Yesterday Fortune offered up an article which highlighted the ESG minefield which companies are attempting to navigate these days. Some companies have begun calling their sustainability effort something other than ESG, hoping to avoid controversy entirely with opportunistic semantics. But as the piece points out, from an implementation perspective they are not backing down at all. Not yet anyway.
And of course they shouldn’t. More to the point, they simply can’t. For those keeping score at home, the days of Friedman’s shareholder primacy are officially behind us. It turns out there are lots of stakeholders who want to be heard and be considered in corporate decision making. That’s a good thing, as corporate identity continues to evolve and companies increasingly acknowledge that they do not operate in a vacuum. Companies both impact and are impacted by the world around them. And an increasing number of people are watching and holding them to that new standard.
That’s all well and good, but Friedman’s disciples remain unmoved and continue to aggressively support the old paradigm. They desperately want to “make corporations great again” by disputing the relationship between profitability and sustainability, ignoring the benefits which companies derive from ecosystem services, and purposefully and relentlessly mischaracterizing what sustainability even means. And as you might have reasonably expected, there is often an underlying political narrative embedded within these criticisms.

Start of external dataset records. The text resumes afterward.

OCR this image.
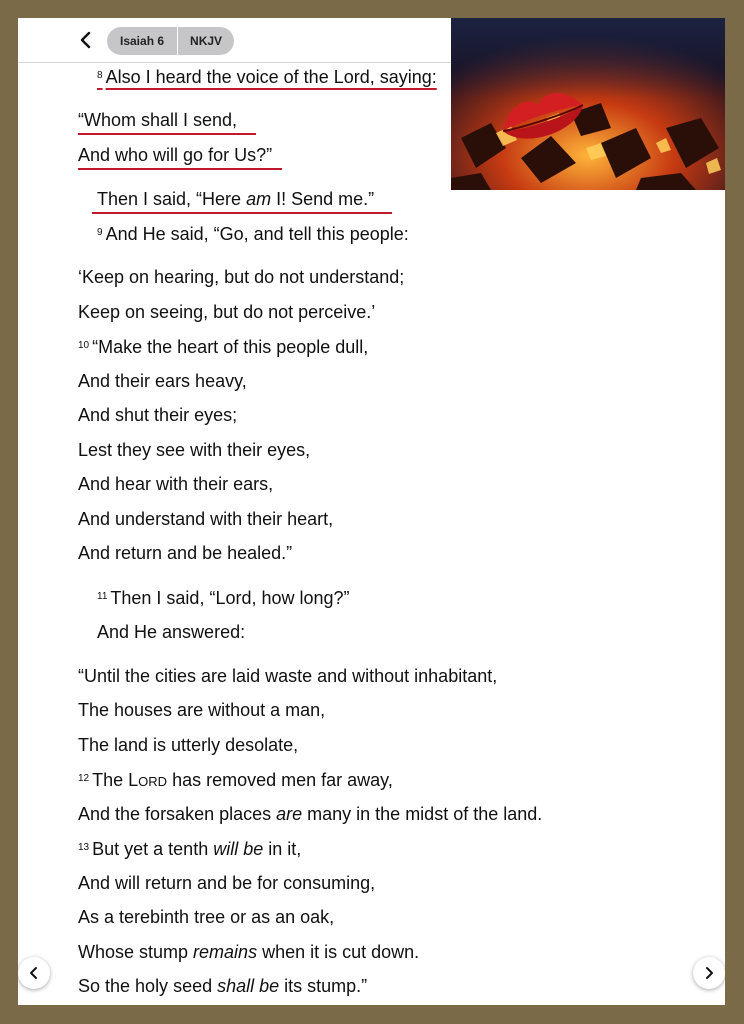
Isaiah 6	NKJV
$^8$ Also I heard the voice of the Lord, saying:
“Whom shall I send,
And who will go for Us?”
Then I said, “Here am I! Send me.”
$^9$ And He said, “Go, and tell this people:
‘Keep on hearing, but do not understand;
Keep on seeing, but do not perceive.’
$^{10}$ “Make the heart of this people dull,
And their ears heavy,
And shut their eyes;
Lest they see with their eyes,
And hear with their ears,
And understand with their heart,
And return and be healed.”
$^{11}$ Then I said, “Lord, how long?”
And He answered:
“Until the cities are laid waste and without inhabitant,
The houses are without a man,
The land is utterly desolate,
$^{12}$ The Lord has removed men far away,
And the forsaken places are many in the midst of the land.
$^{13}$ But yet a tenth will be in it,
And will return and be for consuming,
As a terebinth tree or as an oak,
Whose stump remains when it is cut down.
So the holy seed shall be its stump.”
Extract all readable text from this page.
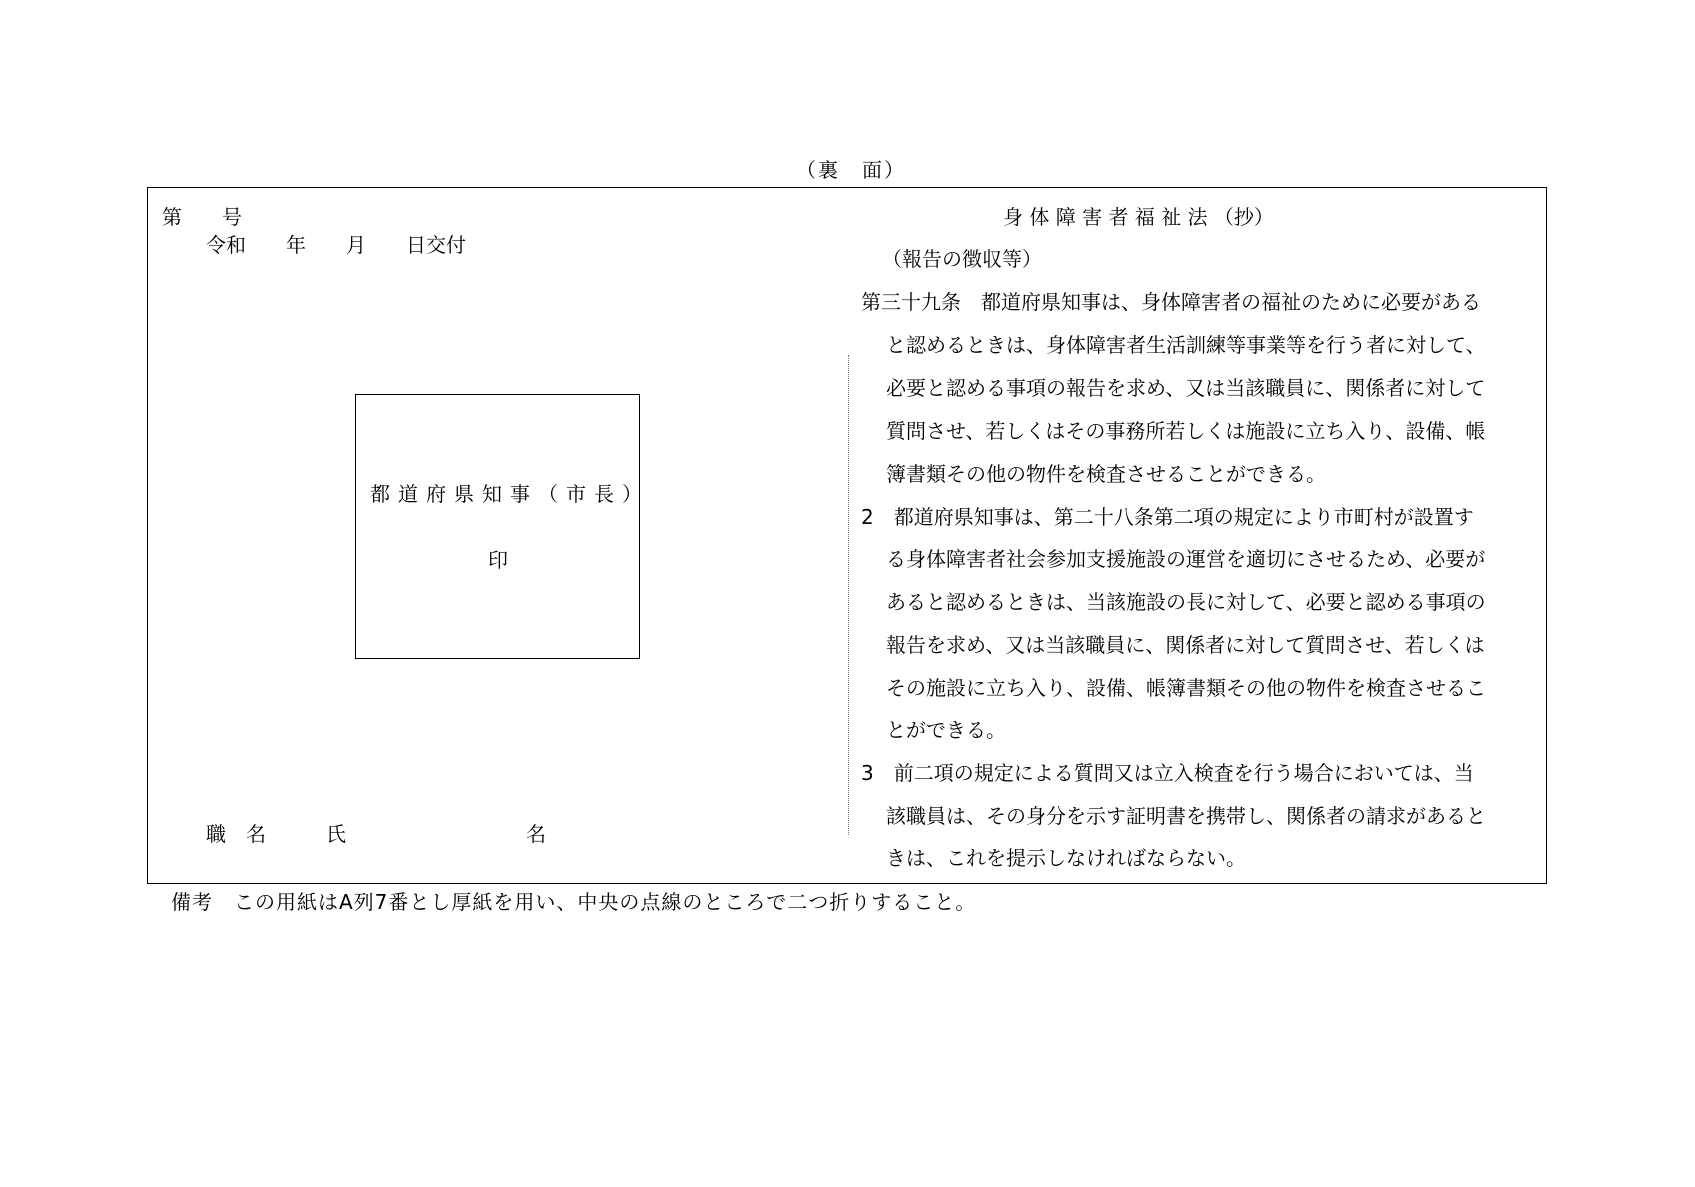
（裏　面）
第　　号
令和　　年　　月　　日交付
都道府県知事（市長）
印
職　名　　　氏　　　　　　　　　名
身 体 障 害 者 福 祉 法 （抄）
（報告の徴収等）
第三十九条　都道府県知事は、身体障害者の福祉のために必要がある
と認めるときは、身体障害者生活訓練等事業等を行う者に対して、
必要と認める事項の報告を求め、又は当該職員に、関係者に対して
質問させ、若しくはその事務所若しくは施設に立ち入り、設備、帳
簿書類その他の物件を検査させることができる。
2　都道府県知事は、第二十八条第二項の規定により市町村が設置す
る身体障害者社会参加支援施設の運営を適切にさせるため、必要が
あると認めるときは、当該施設の長に対して、必要と認める事項の
報告を求め、又は当該職員に、関係者に対して質問させ、若しくは
その施設に立ち入り、設備、帳簿書類その他の物件を検査させるこ
とができる。
3　前二項の規定による質問又は立入検査を行う場合においては、当
該職員は、その身分を示す証明書を携帯し、関係者の請求があると
きは、これを提示しなければならない。
備考　この用紙はA列7番とし厚紙を用い、中央の点線のところで二つ折りすること。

Conversely, there are certainly those on the other side of the ledger who feel that companies are moving too slowly in embracing sustainability. The companies which are mostly in the cross-hairs of these critics are in the energy, cement and steel sectors (maybe transportation and construction as well). Without being an apologist for these industries, I would humbly suggest that these are arguably more nuanced matters. Some industries clearly face complex technical hurdles in transitioning into better versions of themselves, and society is not yet able (or willing) to function without these specific goods or services.
As for winning the ESG Battle Royale, perhaps survival may be the best a company can hope for. With jabs coming at you from the left and from the right, it may be best to keep your gloves up and wait for the bell. Ali’s time-tested rope-a-dope might just get you to the end of the round. And if you’re lucky, you may even squeak out a split-decision.